Tegenover de bezitsdaden die [eiser in conventie] heeft verricht, staat dat er vanuit de gemeente geen daden zijn verricht waaruit zou moeten blijken dat zij nog immer de macht over de strook grond had/heeft. De gemeente heeft weliswaar gesteld dat zij de strook grond onderhield door de struiken aan de wegkant vierkant te scheren, maar zij heeft niet betwist dat [eiser in conventie] de tuin onderhield. Niet gesteld of gebleken is dat de gemeente andere bezitsdaden uitoefende waaruit zou moeten blijken dat zij de eigendom van de strook grond had en waardoor het voor [eiser in conventie] duidelijk zou moeten zijn dat het niet zijn strook grond was.
In het licht van voormelde omstandigheden – ook in onderling verband en samenhang bezien – komt de rechtbank tot de conclusie komen dat er sprake is van inbezitneming door [eiser in conventie] van de strook grond in 1979. [eiser in conventie] heeft de strook grond vervolgens als één geheel als bezitter gebruikt en daarop met een zekere continuïteit bezitsdaden verricht alsof deze strook grond hem toebehoorde. Het vorenoverwogene leidt tot de conclusie dat de verjaringstermijn is aangevangen in 1979 en is geëindigd in 1999. [eiser in conventie] heeft dan ook op grond van verjaring de grond in eigendom verkregen.
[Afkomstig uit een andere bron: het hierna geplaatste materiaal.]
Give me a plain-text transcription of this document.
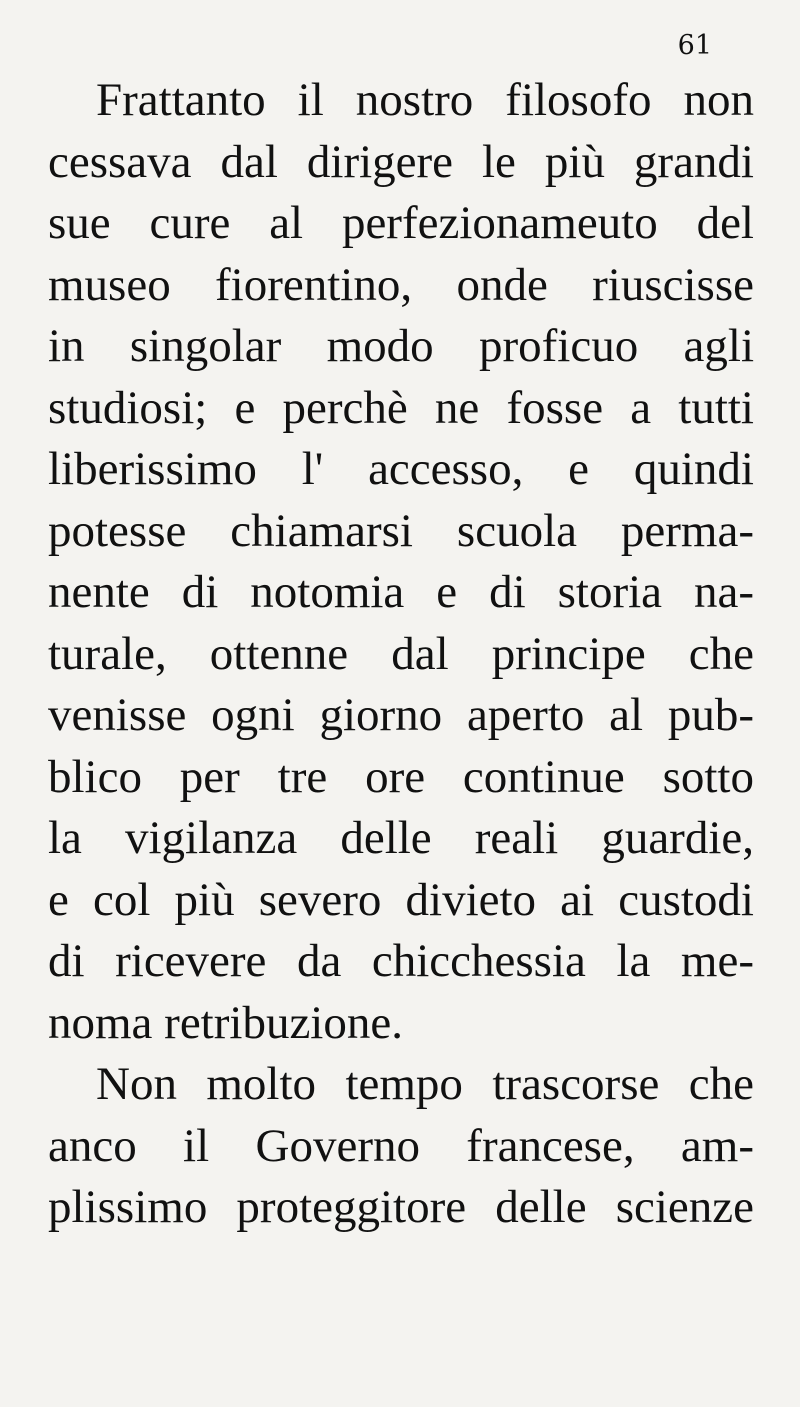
61
Frattanto il nostro filosofo non
cessava dal dirigere le più grandi
sue cure al perfezionameuto del
museo fiorentino, onde riuscisse
in singolar modo proficuo agli
studiosi; e perchè ne fosse a tutti
liberissimo l' accesso, e quindi
potesse chiamarsi scuola perma-
nente di notomia e di storia na-
turale, ottenne dal principe che
venisse ogni giorno aperto al pub-
blico per tre ore continue sotto
la vigilanza delle reali guardie,
e col più severo divieto ai custodi
di ricevere da chicchessia la me-
noma retribuzione.
Non molto tempo trascorse che
anco il Governo francese, am-
plissimo proteggitore delle scienze
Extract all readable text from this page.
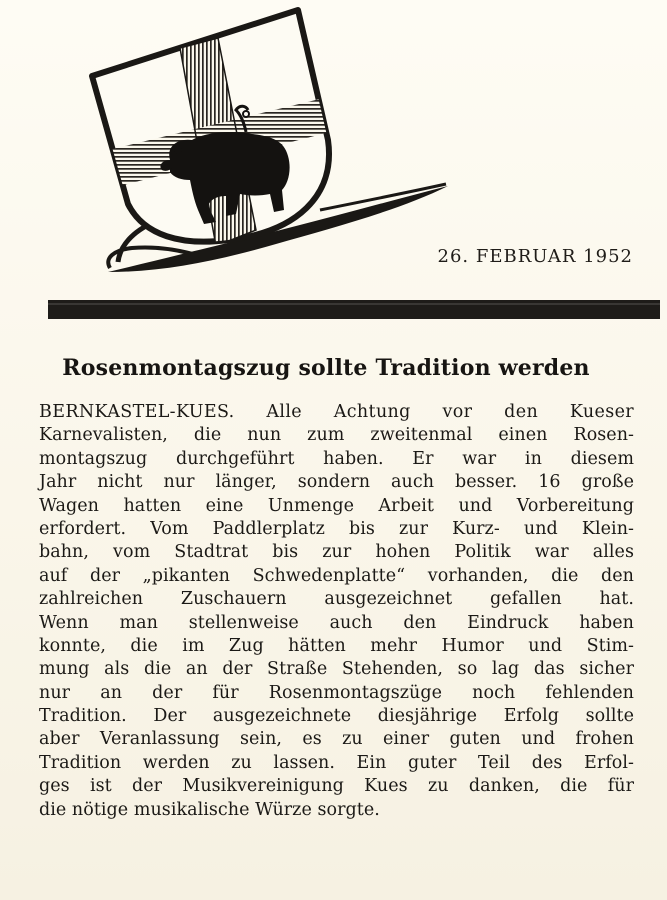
26. FEBRUAR 1952
Rosenmontagszug sollte Tradition werden
BERNKASTEL-KUES. Alle Achtung vor den Kueser
Karnevalisten, die nun zum zweitenmal einen Rosen-
montagszug durchgeführt haben. Er war in diesem
Jahr nicht nur länger, sondern auch besser. 16 große
Wagen hatten eine Unmenge Arbeit und Vorbereitung
erfordert. Vom Paddlerplatz bis zur Kurz- und Klein-
bahn, vom Stadtrat bis zur hohen Politik war alles
auf der „pikanten Schwedenplatte“ vorhanden, die den
zahlreichen Zuschauern ausgezeichnet gefallen hat.
Wenn man stellenweise auch den Eindruck haben
konnte, die im Zug hätten mehr Humor und Stim-
mung als die an der Straße Stehenden, so lag das sicher
nur an der für Rosenmontagszüge noch fehlenden
Tradition. Der ausgezeichnete diesjährige Erfolg sollte
aber Veranlassung sein, es zu einer guten und frohen
Tradition werden zu lassen. Ein guter Teil des Erfol-
ges ist der Musikvereinigung Kues zu danken, die für
die nötige musikalische Würze sorgte.
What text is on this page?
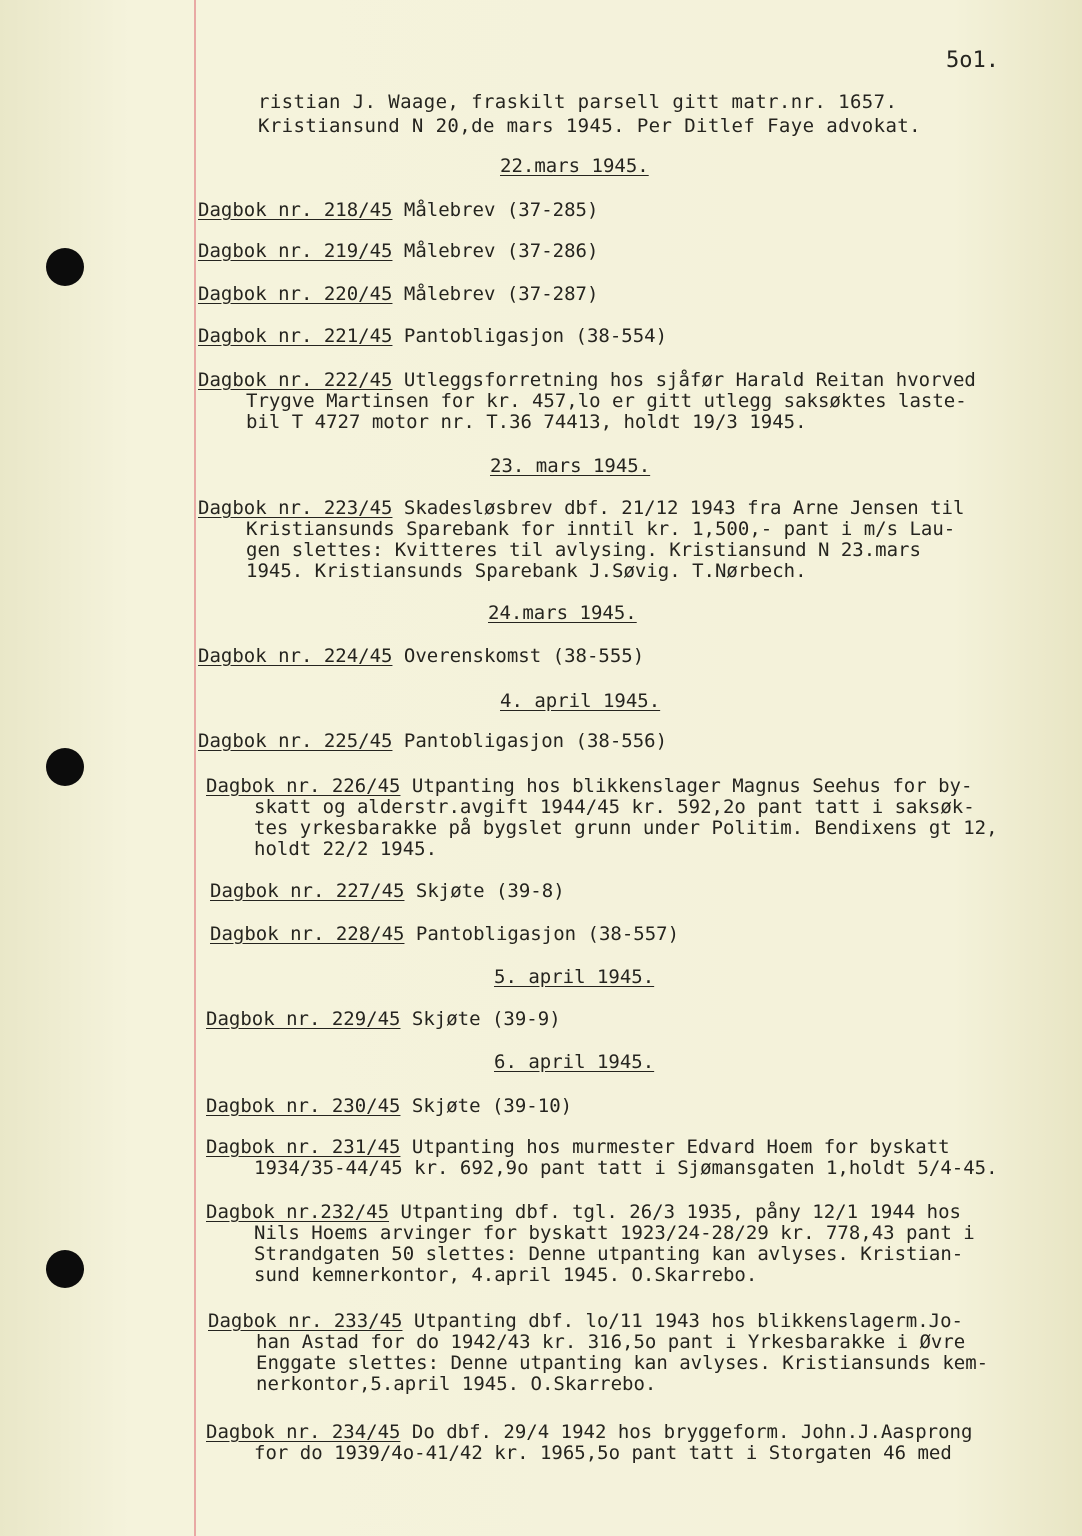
5o1.
ristian J. Waage, fraskilt parsell gitt matr.nr. 1657.
Kristiansund N 20,de mars 1945. Per Ditlef Faye advokat.
22.mars 1945.
Dagbok nr. 218/45 Målebrev (37-285)
Dagbok nr. 219/45 Målebrev (37-286)
Dagbok nr. 220/45 Målebrev (37-287)
Dagbok nr. 221/45 Pantobligasjon (38-554)
Dagbok nr. 222/45 Utleggsforretning hos sjåfør Harald Reitan hvorved
Trygve Martinsen for kr. 457,lo er gitt utlegg saksøktes laste-
bil T 4727 motor nr. T.36 74413, holdt 19/3 1945.
23. mars 1945.
Dagbok nr. 223/45 Skadesløsbrev dbf. 21/12 1943 fra Arne Jensen til
Kristiansunds Sparebank for inntil kr. 1,500,- pant i m/s Lau-
gen slettes: Kvitteres til avlysing. Kristiansund N 23.mars
1945. Kristiansunds Sparebank J.Søvig. T.Nørbech.
24.mars 1945.
Dagbok nr. 224/45 Overenskomst (38-555)
4. april 1945.
Dagbok nr. 225/45 Pantobligasjon (38-556)
Dagbok nr. 226/45 Utpanting hos blikkenslager Magnus Seehus for by-
skatt og alderstr.avgift 1944/45 kr. 592,2o pant tatt i saksøk-
tes yrkesbarakke på bygslet grunn under Politim. Bendixens gt 12,
holdt 22/2 1945.
Dagbok nr. 227/45 Skjøte (39-8)
Dagbok nr. 228/45 Pantobligasjon (38-557)
5. april 1945.
Dagbok nr. 229/45 Skjøte (39-9)
6. april 1945.
Dagbok nr. 230/45 Skjøte (39-10)
Dagbok nr. 231/45 Utpanting hos murmester Edvard Hoem for byskatt
1934/35-44/45 kr. 692,9o pant tatt i Sjømansgaten 1,holdt 5/4-45.
Dagbok nr.232/45 Utpanting dbf. tgl. 26/3 1935, påny 12/1 1944 hos
Nils Hoems arvinger for byskatt 1923/24-28/29 kr. 778,43 pant i
Strandgaten 50 slettes: Denne utpanting kan avlyses. Kristian-
sund kemnerkontor, 4.april 1945. O.Skarrebo.
Dagbok nr. 233/45 Utpanting dbf. lo/11 1943 hos blikkenslagerm.Jo-
han Astad for do 1942/43 kr. 316,5o pant i Yrkesbarakke i Øvre
Enggate slettes: Denne utpanting kan avlyses. Kristiansunds kem-
nerkontor,5.april 1945. O.Skarrebo.
Dagbok nr. 234/45 Do dbf. 29/4 1942 hos bryggeform. John.J.Aasprong
for do 1939/4o-41/42 kr. 1965,5o pant tatt i Storgaten 46 med
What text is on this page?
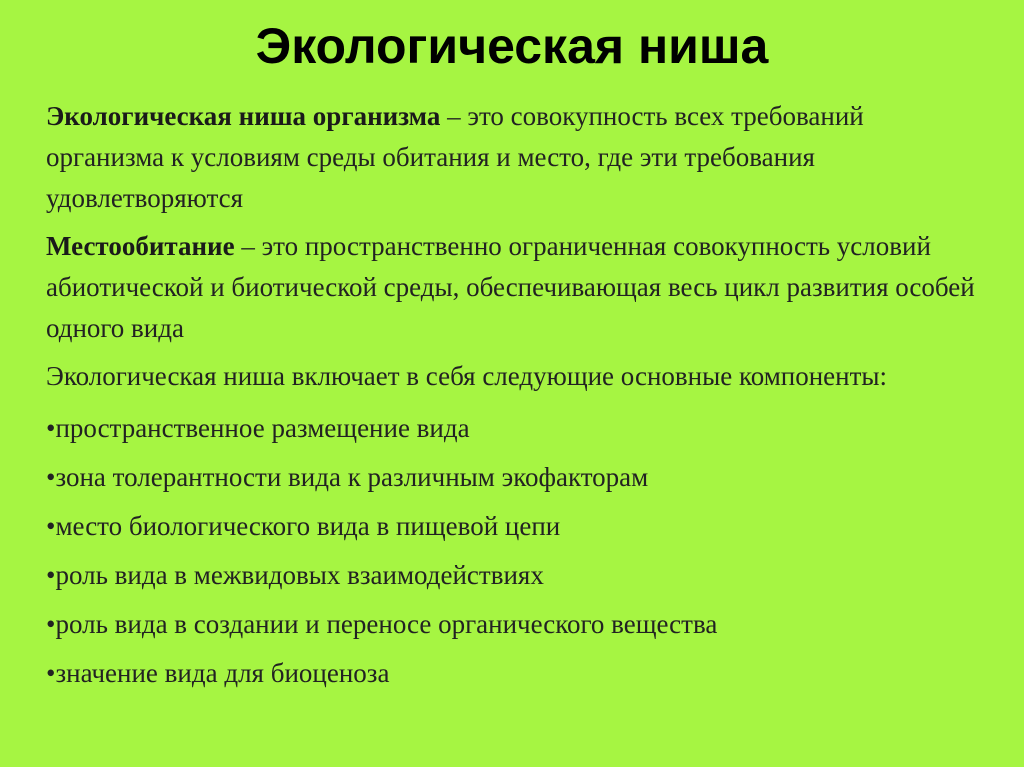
Экологическая ниша

Экологическая ниша организма – это совокупность всех требований организма к условиям среды обитания и место, где эти требования удовлетворяются

Местообитание – это пространственно ограниченная совокупность условий абиотической и биотической среды, обеспечивающая весь цикл развития особей одного вида

Экологическая ниша включает в себя следующие основные компоненты:

•пространственное размещение вида
•зона толерантности вида к различным экофакторам
•место биологического вида в пищевой цепи
•роль вида в межвидовых взаимодействиях
•роль вида в создании и переносе органического вещества
•значение вида для биоценоза
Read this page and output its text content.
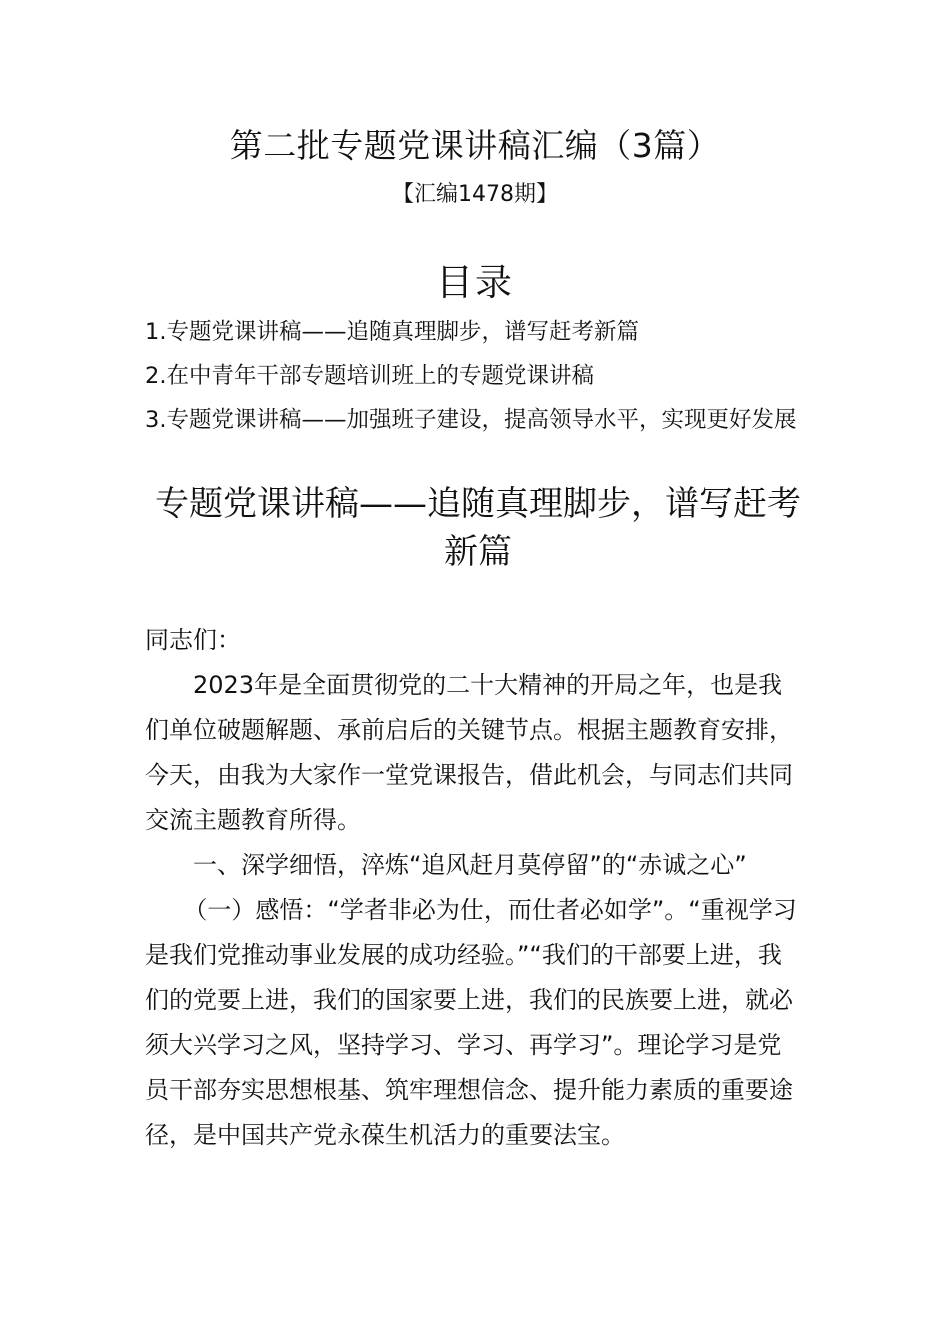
第二批专题党课讲稿汇编（3篇）
【汇编1478期】
目录
1.专题党课讲稿——追随真理脚步，谱写赶考新篇
2.在中青年干部专题培训班上的专题党课讲稿
3.专题党课讲稿——加强班子建设，提高领导水平，实现更好发展
专题党课讲稿——追随真理脚步，谱写赶考新篇

同志们：

2023年是全面贯彻党的二十大精神的开局之年，也是我们单位破题解题、承前启后的关键节点。根据主题教育安排，今天，由我为大家作一堂党课报告，借此机会，与同志们共同交流主题教育所得。

一、深学细悟，淬炼“追风赶月莫停留”的“赤诚之心”

（一）感悟：“学者非必为仕，而仕者必如学”。“重视学习是我们党推动事业发展的成功经验。”“我们的干部要上进，我们的党要上进，我们的国家要上进，我们的民族要上进，就必须大兴学习之风，坚持学习、学习、再学习”。理论学习是党员干部夯实思想根基、筑牢理想信念、提升能力素质的重要途径，是中国共产党永葆生机活力的重要法宝。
De gemeente heeft ter comparitie gesteld dat er in 2001 al mondeling contact is gezocht met [eiser in conventie] om over (de eigendom van) de strook grond te praten. Voor zover de gemeente daarmee heeft willen aanvoeren dat de verjaring op dat moment is gestuit, gaat de rechtbank daaraan voorbij. Immers, nog daargelaten dat niet gesteld of gebleken is dat is voldaan aan de vereisten van artikel 3:317 BW (een schriftelijke aanmaning die binnen zes maanden is gevolgd door een daad van rechtsvervolging), en dat de brief, anders dan de gemeente stelt, niet beschouwd worden als een erkenning van de eigendom van de gemeente, was de termijn van verjaring op dat moment reeds verstreken.
Het voorgaande leidt ertoe dat de subsidiaire vordering van [eiser in conventie] wordt toegewezen. De vordering tot vergoeding van buitengerechtelijke incassokosten wordt afgewezen. Gesteld noch gebleken is van werkzaamheden, anders dan ter voorbereiding van onderhavige procedure, waarvoor de proceskosten een vergoeding plegen in te houden. Nu uit voorgaande rechtsoverwegingen volgt dat [eiser in conventie] eigenaar is van de in het geding zijnde strook grond, betekent dit dat hij geen inbreuk heeft gemaakt op het eigendomsrecht van de gemeente, noch onrechtmatig jegens de gemeente heeft gehandeld door de beplanting niet te verwijderen. De reconventionele vordering kan reeds om die reden niet worden toegewezen.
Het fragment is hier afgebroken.